Em outubro 1861 ocorreu um patético acontecimento, para não dizer repulsivo. Trata-se do famoso "Auto-de-Fé", promovido pela Igreja Católica na cidade de Barcelona, Espanha, onde foram queimadas em praça pública cerca de trezentas publicações espíritas. Estas obras, encomendadas a Allan Kardec pelo bibliotecário e livreiro Maurício Lachâtre, foram enviadas de forma comum, nas condições alfandegárias normais, tendo as taxas de importação sido pagas pelo destintário às autoridades espanholas; porém a entrega das encomendas não foi realizada. Elas foram confiscadas pelo Bispo de Barcelona, com a seguinte justificativa: "A Igreja Católica é universal, e estes livros são contrários à fé católica, não podendo o governo (veja só, voltamos a ter a mistura do poder temporal com o religioso, sendo este último mais forte) permitir que eles passem a perverter a moral e religião de outros países".

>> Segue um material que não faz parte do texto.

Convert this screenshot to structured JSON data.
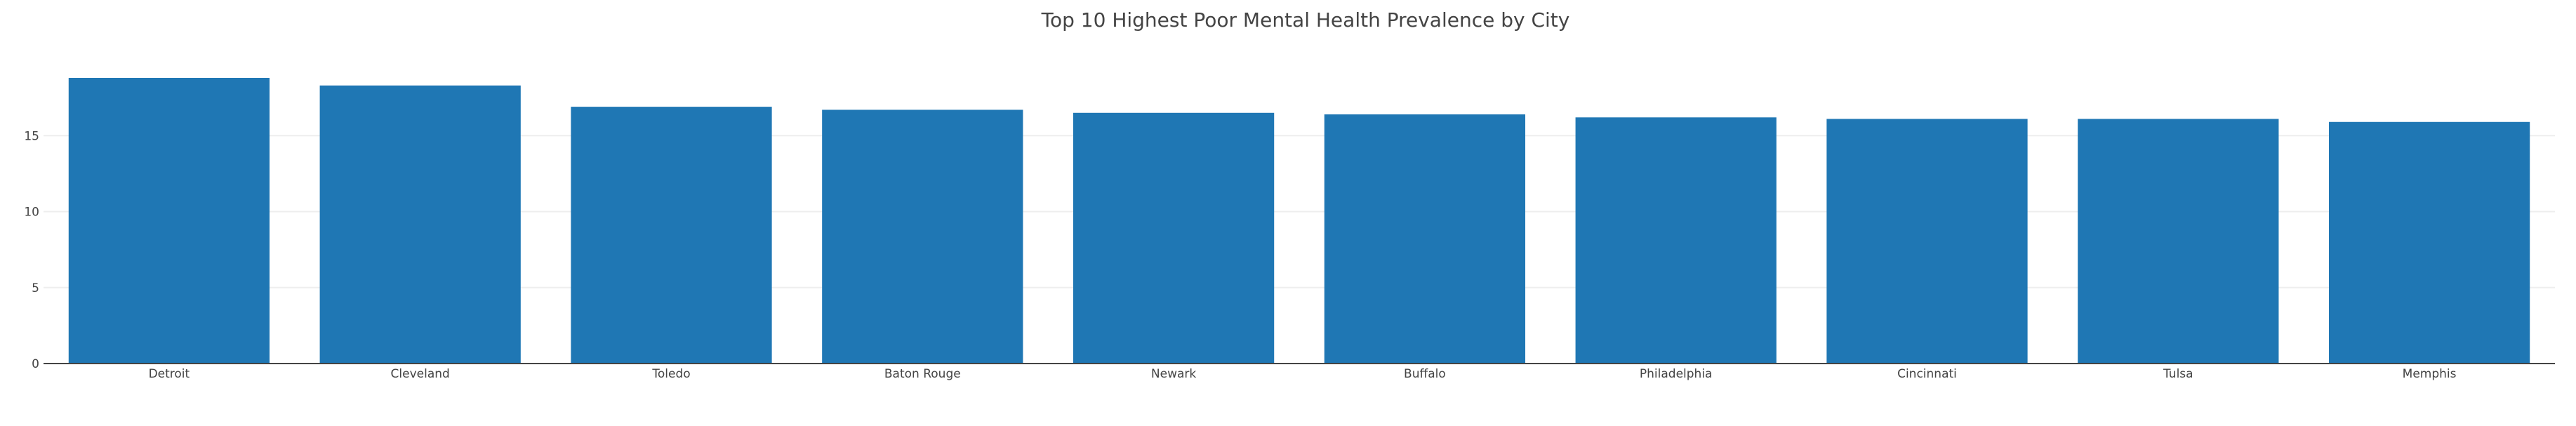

Talvez com saudades dos áureos tempos de absoluto domínio das consciências humanas, à base de ferro e fogo, o douto Bispo de Barcelona, em doentia demonstração de esnobismo típicas de quem se acha no direito pertencer à seleta instituição dos únicos representantes da vontade de Deus na Terra, fez reacender as fogueiras que tantas vítimas inocentes fizera em séculos anteriores, onde, pelas mãos de um carrasco, as obras foram queimadas certamente no lugar das pessoas que deveriam lá estar: os espíritas franceses em geral, e um homem em particular: Allan Kardec. Em tudo a pantomima seguiu as regras de uma execução inquisitorial, como podemos ler pelos autos do processo:
"Assitiram ao auto-de-fé:
"Um padre, com seus hábitos sacerdotais, tendo, em uma das mãos, a cruz e, na outra, uma tocha;
"Um tabelião encarregado de redigir o processo verbal do auto-de-fé;
"O assitente do tabelião;
"Um funcionário superior da administração das alfândegas;
"Três serventes da alfândega, com a função de alimentar o fogo;
"Um agente da alfândega, representando o proprietário das obras condenadas;
"Uma incalculável multidão se fez presente, enchendo os passeios, cobrindo a esplanada onde ardia a fogueira;
"Depois de o fogo ter consumido os trezentos volumes e brochuras espíritas, o sacerdote e seus auxiliares retiraram-se cobertos pelas vaias e maldições dos inúmeros assitentes, que bradavam: Abaixo a Inquisição!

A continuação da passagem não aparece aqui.